Functional and molecular analysis of a NF-kB pathway inhibitor, CYLD, in nasopharyngeal carcinoma

Abstract

Nasopharyngeal carcinoma (NPC) is a malignant epithelial carcinoma of the head and neck area with a distinct gender, geographical and racial distribution across the world. It ranked as the tenth in cancer incidence with a high risk of mortality in Hong Kong. The pathogenesis of NPC is attributed to three main etiological factors: EBV infection, genetic factors and environmental factors. NF-kB is an inducible transcriptional factor, regulating inflammation, angiogenesis, cell proliferation and metastasis in cancer. Its activation plays critical roles in NPC development. By our previous whole-exome sequencing and targeted sequencing of NPC patients, CYLD, a NF-kB inhibitor, was screened out as one of the top mutated candidate genes. As CYLD was downregulated in NPC clinical samples and NPC cell lines, it was expected to play an inhibitory role in NPC development. In order to investigate the potential functional effects of CYLD, the CRISPR-Cas9 system was used to knock out CYLD in NPC cell lines. Subsequent in vitro functional assays revealed CYLD inhibits NPC cell proliferation, survival and migration. More importantly, the in vivo assays showed that CYLD knockout contributed to enhanced NPC tumorigenicity and metastasis abilities. Staining of the xenografts showed an increased number of cells undergoing mitosis and microvessel formation after CYLD knockout. Mechanistic study also confirmed that the CYLD knockout increases p65 nuclear translocation, DNA binding activity, and NF-kB downstream target genes expression in vitro and in vivo. As NF-kB mediates a crosstalk between inflammation and cancer in multiple aspects, hyperactive NF-kB is able to regulate the host immune response to recruit more stromal cells to support the tumor growth. By the method of single cell RNA-Seq analysis of NPC xenografts, CYLD was found to inhibit fibroblasts and endothelial stromal cells recruitment in the tumor microenvironment (TME). Therefore, CYLD can regulate NPC via inhibition of three cancer hallmarks, cell proliferation, angiogenesis and metastasis and regulate TME via inhibition of fibroblast and endothelial stromal cells recruitment, by suppressing the NF-kB pathway.

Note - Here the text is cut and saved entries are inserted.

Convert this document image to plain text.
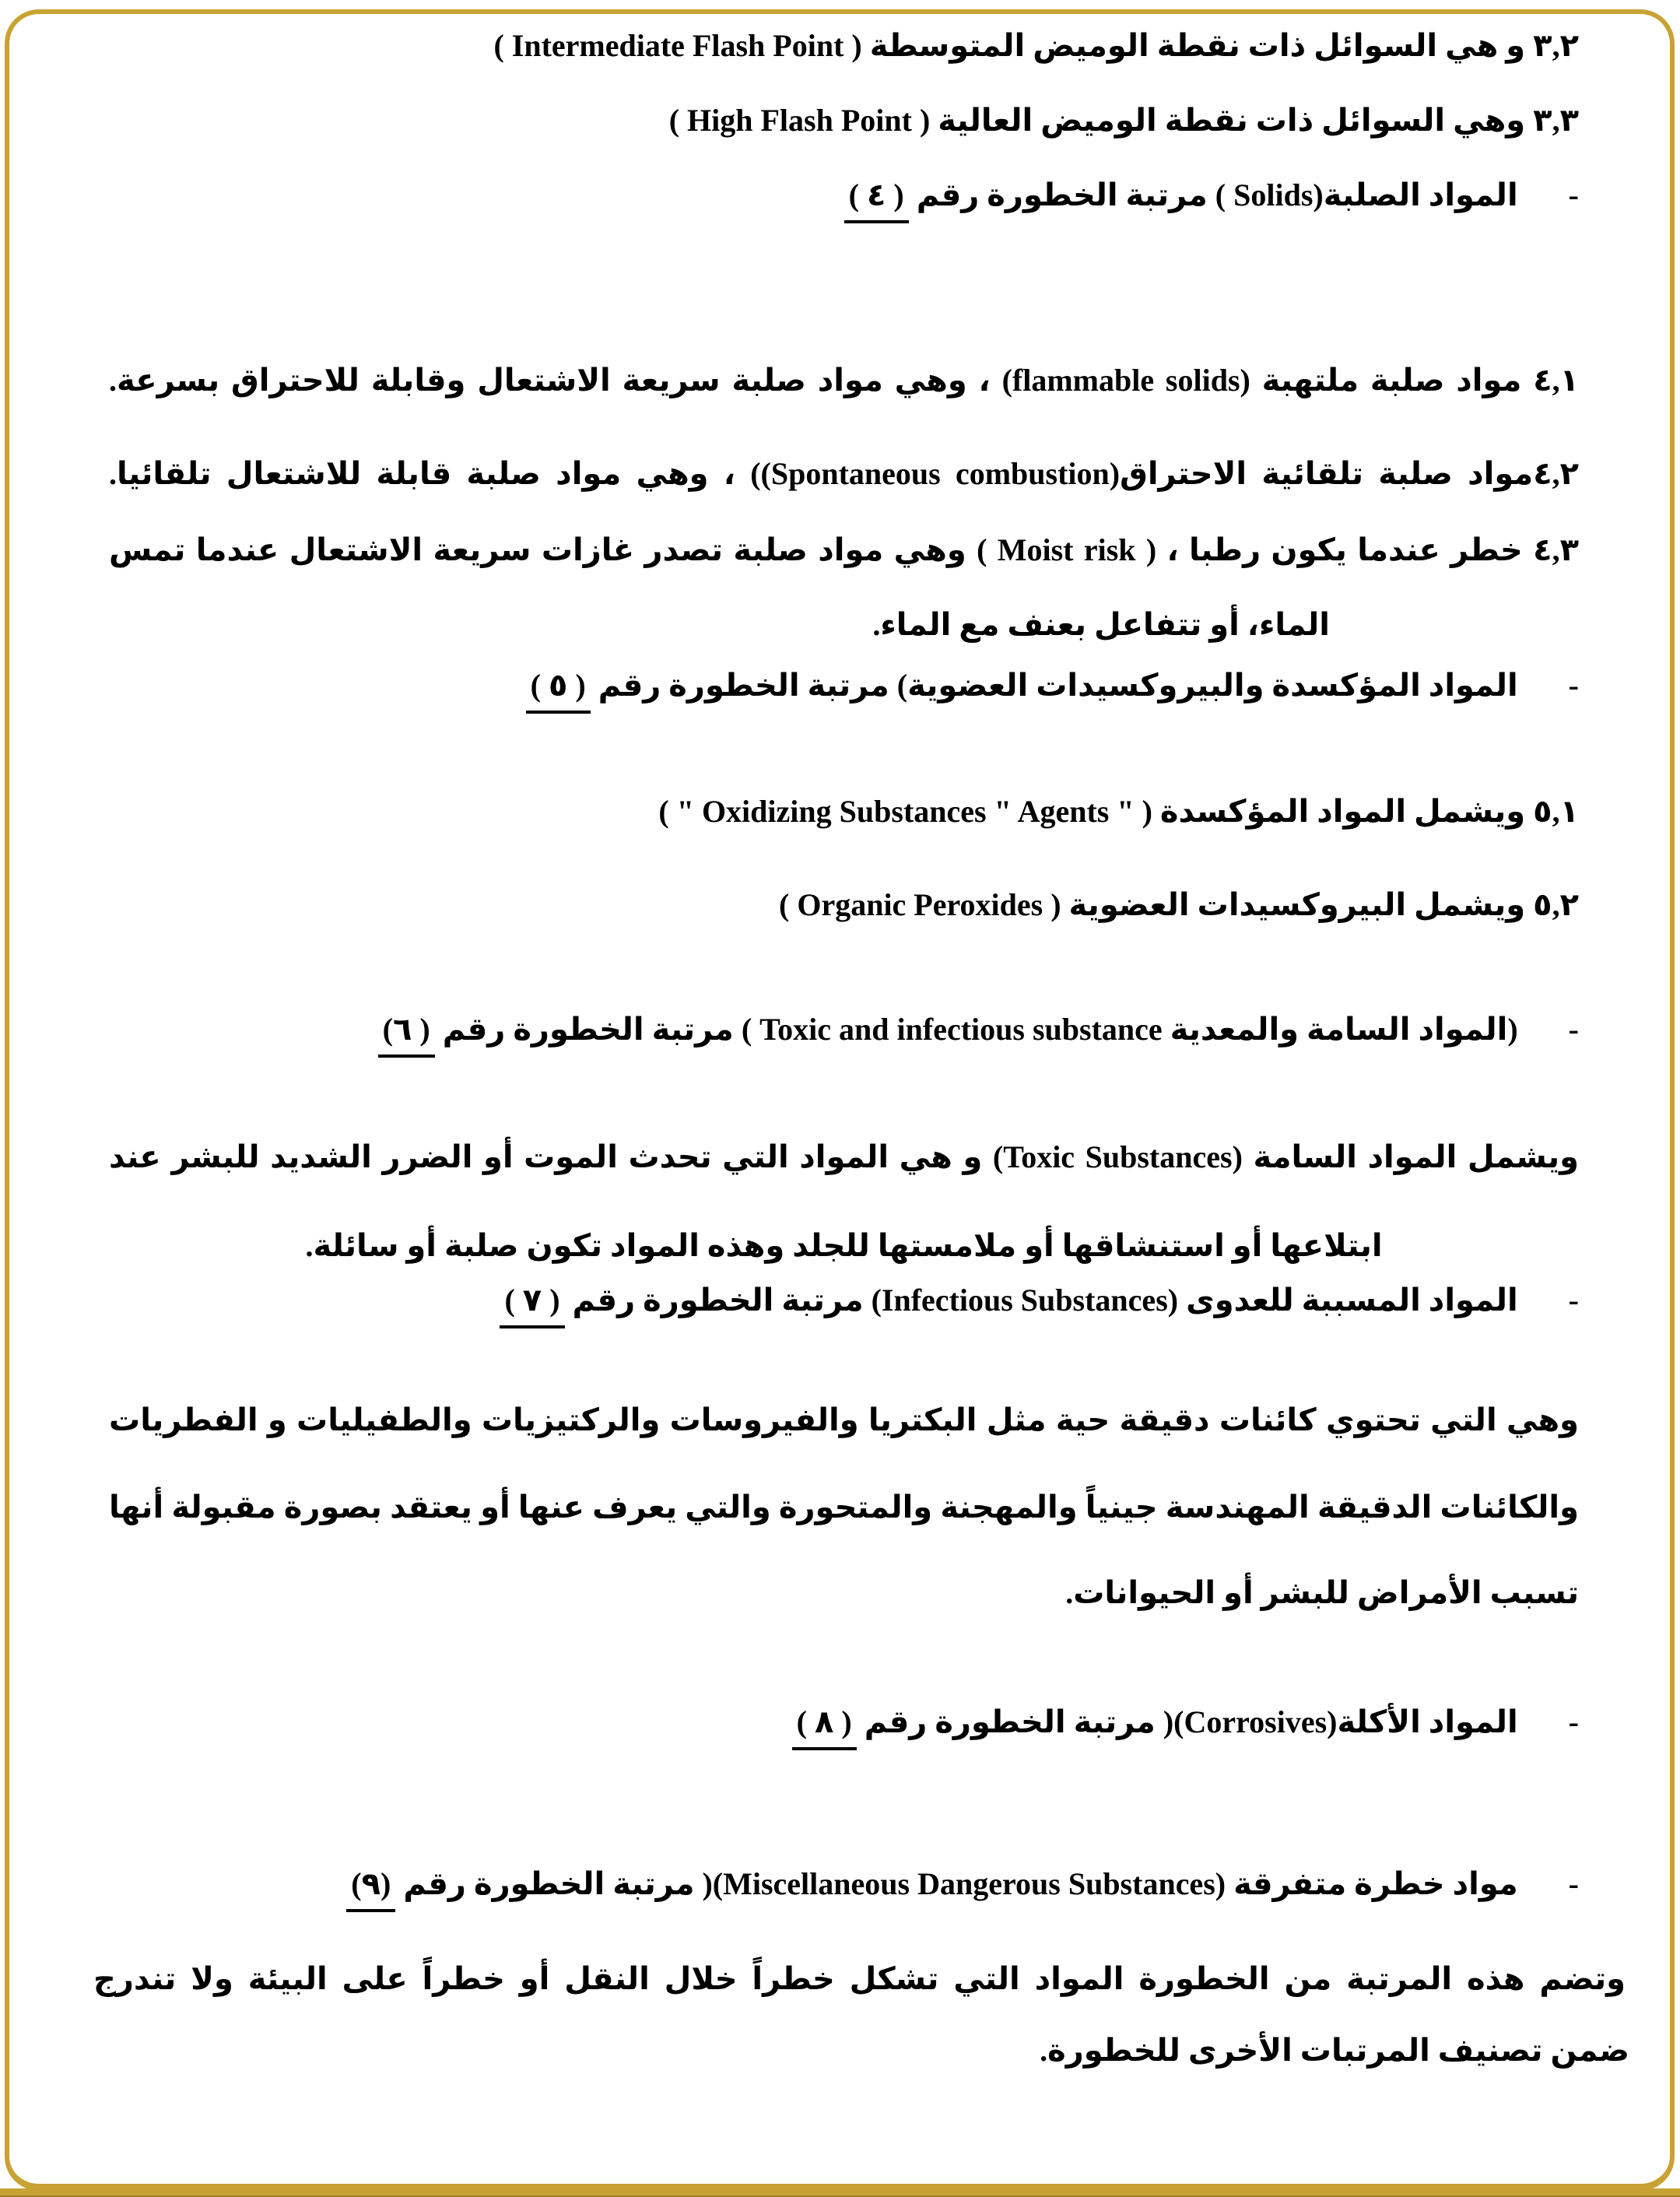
٣,٢ و هي السوائل ذات نقطة الوميض المتوسطة ( Intermediate Flash Point )
٣,٣ وهي السوائل ذات نقطة الوميض العالية ( High Flash Point )
- المواد الصلبة(Solids ) مرتبة الخطورة رقم ( ٤ )
٤,١ مواد صلبة ملتهبة (flammable solids) ، وهي مواد صلبة سريعة الاشتعال وقابلة للاحتراق بسرعة.
٤,٢مواد صلبة تلقائية الاحتراق(Spontaneous combustion)) ، وهي مواد صلبة قابلة للاشتعال تلقائيا.
٤,٣ خطر عندما يكون رطبا ، ( Moist risk ) وهي مواد صلبة تصدر غازات سريعة الاشتعال عندما تمس
الماء، أو تتفاعل بعنف مع الماء.
- المواد المؤكسدة والبيروكسيدات العضوية) مرتبة الخطورة رقم ( ٥ )
٥,١ ويشمل المواد المؤكسدة ( " Oxidizing Substances " Agents " )
٥,٢ ويشمل البيروكسيدات العضوية ( Organic Peroxides )
- (المواد السامة والمعدية Toxic and infectious substance ) مرتبة الخطورة رقم ( ٦)
ويشمل المواد السامة (Toxic Substances) و هي المواد التي تحدث الموت أو الضرر الشديد للبشر عند
ابتلاعها أو استنشاقها أو ملامستها للجلد وهذه المواد تكون صلبة أو سائلة.
- المواد المسببة للعدوى (Infectious Substances) مرتبة الخطورة رقم ( ٧ )
وهي التي تحتوي كائنات دقيقة حية مثل البكتريا والفيروسات والركتيزيات والطفيليات و الفطريات
والكائنات الدقيقة المهندسة جينياً والمهجنة والمتحورة والتي يعرف عنها أو يعتقد بصورة مقبولة أنها
تسبب الأمراض للبشر أو الحيوانات.
- المواد الأكلة(Corrosives)( مرتبة الخطورة رقم ( ٨ )
- مواد خطرة متفرقة (Miscellaneous Dangerous Substances)( مرتبة الخطورة رقم (٩)
وتضم هذه المرتبة من الخطورة المواد التي تشكل خطراً خلال النقل أو خطراً على البيئة ولا تندرج
ضمن تصنيف المرتبات الأخرى للخطورة.
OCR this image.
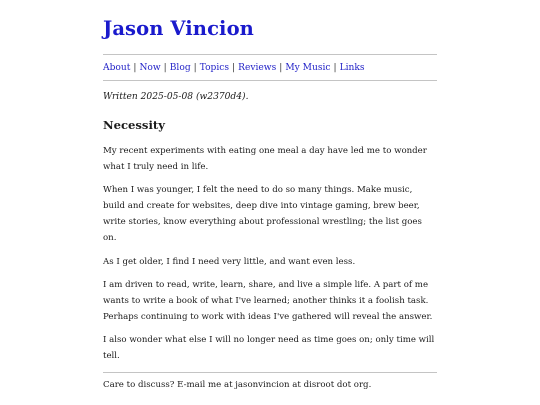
Jason Vincion
About | Now | Blog | Topics | Reviews | My Music | Links
Written 2025-05-08 (w2370d4).
Necessity

My recent experiments with eating one meal a day have led me to wonder what I truly need in life.

When I was younger, I felt the need to do so many things. Make music, build and create for websites, deep dive into vintage gaming, brew beer, write stories, know everything about professional wrestling; the list goes on.

As I get older, I find I need very little, and want even less.

I am driven to read, write, learn, share, and live a simple life. A part of me wants to write a book of what I've learned; another thinks it a foolish task. Perhaps continuing to work with ideas I've gathered will reveal the answer.

I also wonder what else I will no longer need as time goes on; only time will tell.

Care to discuss? E-mail me at jasonvincion at disroot dot org.
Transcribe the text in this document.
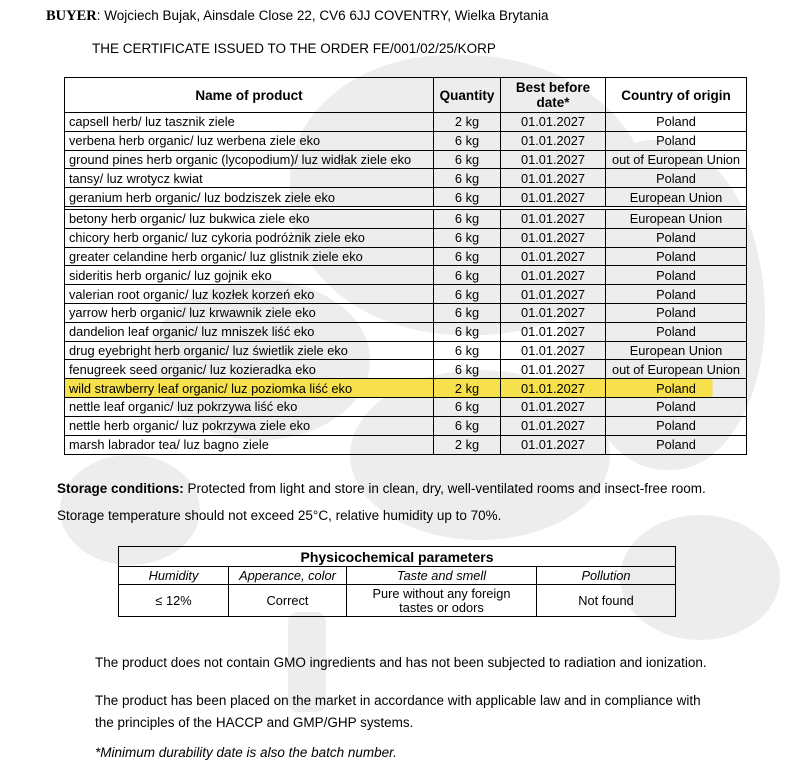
BUYER: Wojciech Bujak, Ainsdale Close 22, CV6 6JJ COVENTRY, Wielka Brytania
THE CERTIFICATE ISSUED TO THE ORDER FE/001/02/25/KORP
Name of product	Quantity	Best before date*	Country of origin
capsell herb/ luz tasznik ziele	2 kg	01.01.2027	Poland
verbena herb organic/ luz werbena ziele eko	6 kg	01.01.2027	Poland
ground pines herb organic (lycopodium)/ luz widłak ziele eko	6 kg	01.01.2027	out of European Union
tansy/ luz wrotycz kwiat	6 kg	01.01.2027	Poland
geranium herb organic/ luz bodziszek ziele eko	6 kg	01.01.2027	European Union
betony herb organic/ luz bukwica ziele eko	6 kg	01.01.2027	European Union
chicory herb organic/ luz cykoria podróżnik ziele eko	6 kg	01.01.2027	Poland
greater celandine herb organic/ luz glistnik ziele eko	6 kg	01.01.2027	Poland
sideritis herb organic/ luz gojnik eko	6 kg	01.01.2027	Poland
valerian root organic/ luz kozłek korzeń eko	6 kg	01.01.2027	Poland
yarrow herb organic/ luz krwawnik ziele eko	6 kg	01.01.2027	Poland
dandelion leaf organic/ luz mniszek liść eko	6 kg	01.01.2027	Poland
drug eyebright herb organic/ luz świetlik ziele eko	6 kg	01.01.2027	European Union
fenugreek seed organic/ luz kozieradka eko	6 kg	01.01.2027	out of European Union
wild strawberry leaf organic/ luz poziomka liść eko	2 kg	01.01.2027	Poland
nettle leaf organic/ luz pokrzywa liść eko	6 kg	01.01.2027	Poland
nettle herb organic/ luz pokrzywa ziele eko	6 kg	01.01.2027	Poland
marsh labrador tea/ luz bagno ziele	2 kg	01.01.2027	Poland
Storage conditions: Protected from light and store in clean, dry, well-ventilated rooms and insect-free room.
Storage temperature should not exceed 25°C, relative humidity up to 70%.
Physicochemical parameters
Humidity	Apperance, color	Taste and smell	Pollution
≤ 12%	Correct	Pure without any foreign tastes or odors	Not found
The product does not contain GMO ingredients and has not been subjected to radiation and ionization.
The product has been placed on the market in accordance with applicable law and in compliance with the principles of the HACCP and GMP/GHP systems.
*Minimum durability date is also the batch number.
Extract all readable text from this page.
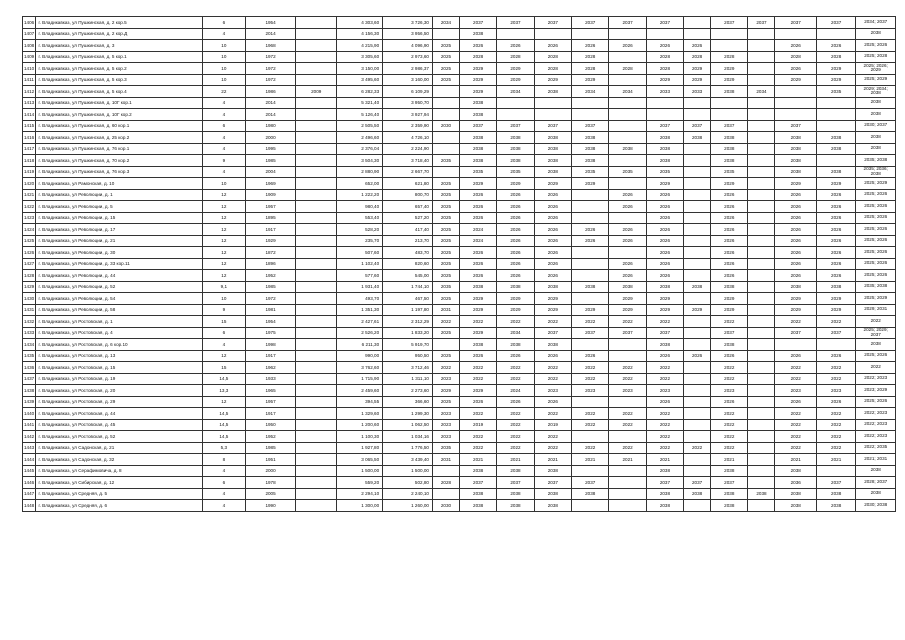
1406	г. Владикавказ, ул Пушкинская, д. 2 кор.5	6	1954		4 303,60	3 726,30	2034	2037	2037	2037	2037	2037	2037		2037	2037	2037	2037	2034; 2037
1407	г. Владикавказ, ул Пушкинская, д. 2 кор.Д	4	2014		4 156,30	3 956,50		2038											2038
1408	г. Владикавказ, ул Пушкинская, д. 3	10	1968		4 215,90	4 096,90	2025	2026	2026	2026	2026	2026	2026	2026			2026	2026	2025; 2026
1409	г. Владикавказ, ул Пушкинская, д. 5 кор.1	10	1972		3 305,60	2 973,60	2025	2028	2028	2028	2028		2028	2028	2028		2028	2028	2025; 2028
1410	г. Владикавказ, ул Пушкинская, д. 5 кор.2	10	1972		3 150,00	2 986,37	2025	2029	2029	2028	2028	2028	2028	2029	2029		2026	2029	2025; 2026; 2029
1411	г. Владикавказ, ул Пушкинская, д. 5 кор.3	10	1972		3 495,60	3 160,00	2025	2029	2029	2029	2029		2029	2029	2029		2029	2029	2025; 2029
1412	г. Владикавказ, ул Пушкинская, д. 5 кор.4	22	1986	2009	6 282,33	6 109,29		2029	2034	2038	2034	2034	2033	2033	2038	2034		2035	2029; 2034; 2038
1413	г. Владикавказ, ул Пушкинская, д. 10Г кор.1	4	2014		5 321,40	3 950,70		2038											2038
1414	г. Владикавказ, ул Пушкинская, д. 10Г кор.2	4	2014		5 126,40	3 927,94		2038											2038
1415	г. Владикавказ, ул Пушкинская, д. 60 кор.1	6	1980		2 505,50	2 359,90	2030	2037	2037	2037	2037		2037	2037	2037		2037		2030; 2037
1416	г. Владикавказ, ул Пушкинская, д. 25 кор.2	4	2000		2 496,60	4 726,10		2038	2038	2038	2038		2038	2038	2038		2038	2038	2038
1417	г. Владикавказ, ул Пушкинская, д. 76 кор.1	4	1995		2 376,04	2 224,90		2038	2038	2038	2038	2038	2038		2038		2038	2038	2038
1418	г. Владикавказ, ул Пушкинская, д. 70 кор.2	9	1985		3 504,30	3 718,40	2035	2038	2038	2038	2038		2038		2038		2038		2035; 2038
1419	г. Владикавказ, ул Пушкинская, д. 76 кор.3	4	2004		2 880,90	2 667,70		2035	2035	2038	2035	2035	2035		2035		2038	2038	2035; 2036; 2038
1420	г. Владикавказ, ул Рамонская, д. 10	10	1969		652,00	621,80	2025	2029	2029	2029	2029		2029		2029		2029	2029	2025; 2029
1421	г. Владикавказ, ул Революции, д. 1	12	1909		1 222,20	800,70	2025	2026	2026	2026		2026	2026		2026		2026	2026	2025; 2026
1422	г. Владикавказ, ул Революции, д. 5	12	1957		980,40	657,40	2025	2026	2026	2026		2026	2026		2026		2026	2026	2025; 2026
1423	г. Владикавказ, ул Революции, д. 15	12	1895		553,40	527,20	2025	2026	2026	2026			2026		2026		2026	2026	2025; 2026
1424	г. Владикавказ, ул Революции, д. 17	12	1917		528,20	417,40	2025	2024	2026	2026	2026	2026	2026		2026		2026	2026	2025; 2026
1425	г. Владикавказ, ул Революции, д. 21	12	1929		235,70	213,70	2025	2024	2026	2026	2026	2026	2026		2026		2026	2026	2025; 2026
1426	г. Владикавказ, ул Революции, д. 30	12	1872		507,60	483,70	2025	2026	2026	2026			2026		2026		2026	2026	2025; 2026
1427	г. Владикавказ, ул Революции, д. 33 кор.11	12	1896		1 102,40	820,60	2025	2026	2026	2026		2026	2026		2026		2026	2026	2025; 2026
1428	г. Владикавказ, ул Революции, д. 44	12	1952		577,60	545,00	2025	2026	2026	2026		2026	2026		2026		2026	2026	2025; 2026
1429	г. Владикавказ, ул Революции, д. 52	9,1	1985		1 931,40	1 744,10	2035	2038	2038	2038	2038	2038	2038	2038	2038		2038	2038	2035; 2038
1430	г. Владикавказ, ул Революции, д. 54	10	1972		493,70	467,50	2025	2029	2029	2029		2029	2029		2029		2029	2029	2025; 2029
1431	г. Владикавказ, ул Революции, д. 58	9	1981		1 351,30	1 197,80	2031	2029	2029	2029	2029	2029	2029	2029	2029		2029	2029	2029; 2031
1432	г. Владикавказ, ул Ростовская, д. 1	15	1954		2 427,61	2 312,29	2022	2022	2022	2022	2022	2022	2022		2022		2022	2022	2022
1433	г. Владикавказ, ул Ростовская, д. 4	6	1975		2 526,20	1 833,20	2025	2029	2034	2037	2037	2037	2037		2037		2037	2037	2025; 2029; 2037
1434	г. Владикавказ, ул Ростовская, д. 6 кор.10	4	1998		6 211,30	5 919,70		2038	2038	2038			2038		2038				2038
1435	г. Владикавказ, ул Ростовская, д. 13	12	1917		990,00	950,50	2025	2026	2026	2026	2026		2026	2026	2026		2026	2026	2025; 2026
1436	г. Владикавказ, ул Ростовская, д. 15	15	1962		3 762,60	3 712,46	2022	2022	2022	2022	2022	2022	2022		2022		2022	2022	2022
1437	г. Владикавказ, ул Ростовская, д. 19	14,5	1933		1 715,90	1 311,10	2023	2022	2022	2022	2022	2022	2022		2022		2022	2022	2022; 2023
1438	г. Владикавказ, ул Ростовская, д. 20	13,3	1965		2 459,60	2 273,60	2029	2029	2024	2023	2023	2023	2023		2023		2023	2023	2023; 2029
1439	г. Владикавказ, ул Ростовская, д. 29	12	1957		394,55	366,60	2025	2026	2026	2026			2026		2026		2026	2026	2025; 2026
1440	г. Владикавказ, ул Ростовская, д. 44	14,5	1917		1 329,60	1 299,30	2023	2022	2022	2022	2022	2022	2022		2022		2022	2022	2022; 2023
1441	г. Владикавказ, ул Ростовская, д. 45	14,5	1950		1 200,60	1 062,50	2023	2019	2022	2019	2022	2022	2022		2022		2022	2022	2022; 2023
1442	г. Владикавказ, ул Ростовская, д. 52	14,5	1952		1 100,30	1 034,16	2023	2022	2022	2022			2022		2022		2022	2022	2022; 2023
1443	г. Владикавказ, ул Садонская, д. 21	5,3	1985		1 927,80	1 776,50	2035	2022	2022	2022	2022	2022	2022	2022	2022		2022	2022	2022; 2035
1444	г. Владикавказ, ул Садонская, д. 32	8	1951		3 065,50	3 439,40	2031	2021	2021	2021	2021	2021	2021		2021		2021	2021	2021; 2031
1445	г. Владикавказ, ул Серафимовича, д. 8	4	2000		1 500,00	1 500,00		2038	2038	2038			2038		2038		2038		2038
1446	г. Владикавказ, ул Сибирская, д. 12	6	1978		559,20	502,80	2028	2037	2037	2037	2037		2037	2037	2037		2036	2037	2028; 2037
1447	г. Владикавказ, ул Средняя, д. 5	4	2005		2 294,10	2 240,10		2038	2038	2038	2038		2038	2038	2038	2038	2038	2038	2038
1448	г. Владикавказ, ул Средняя, д. 6	4	1990		1 300,00	1 260,00	2030	2038	2038	2038			2038		2038		2038	2038	2030; 2038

Two truncation mutations (S323X and S371X) and one missense mutation (758Q) identified from our previous WES were further studied to enhance our understanding of how mutated CYLD contributes to cancer using a lentiviral transduction system to re-express these mutants in NPC cell lines. The in vitro assays showed the truncation mutations are associated with loss of the CYLD inhibitory roles in suppressing cell migration and NF-kB DNA binding activity. Further assays were applied to study the missense mutation, R758Q. It fails to inhibit cell proliferation and migration, NF-kB nucleus translocation, DNA binding activity and NF-kB downstream targets expression in vitro. While the in vivo assays for S323X, 371X and 758Q failed to significantly differ from the CYLD WT, further assays need to be performed in the future to have a better understanding of these mutations.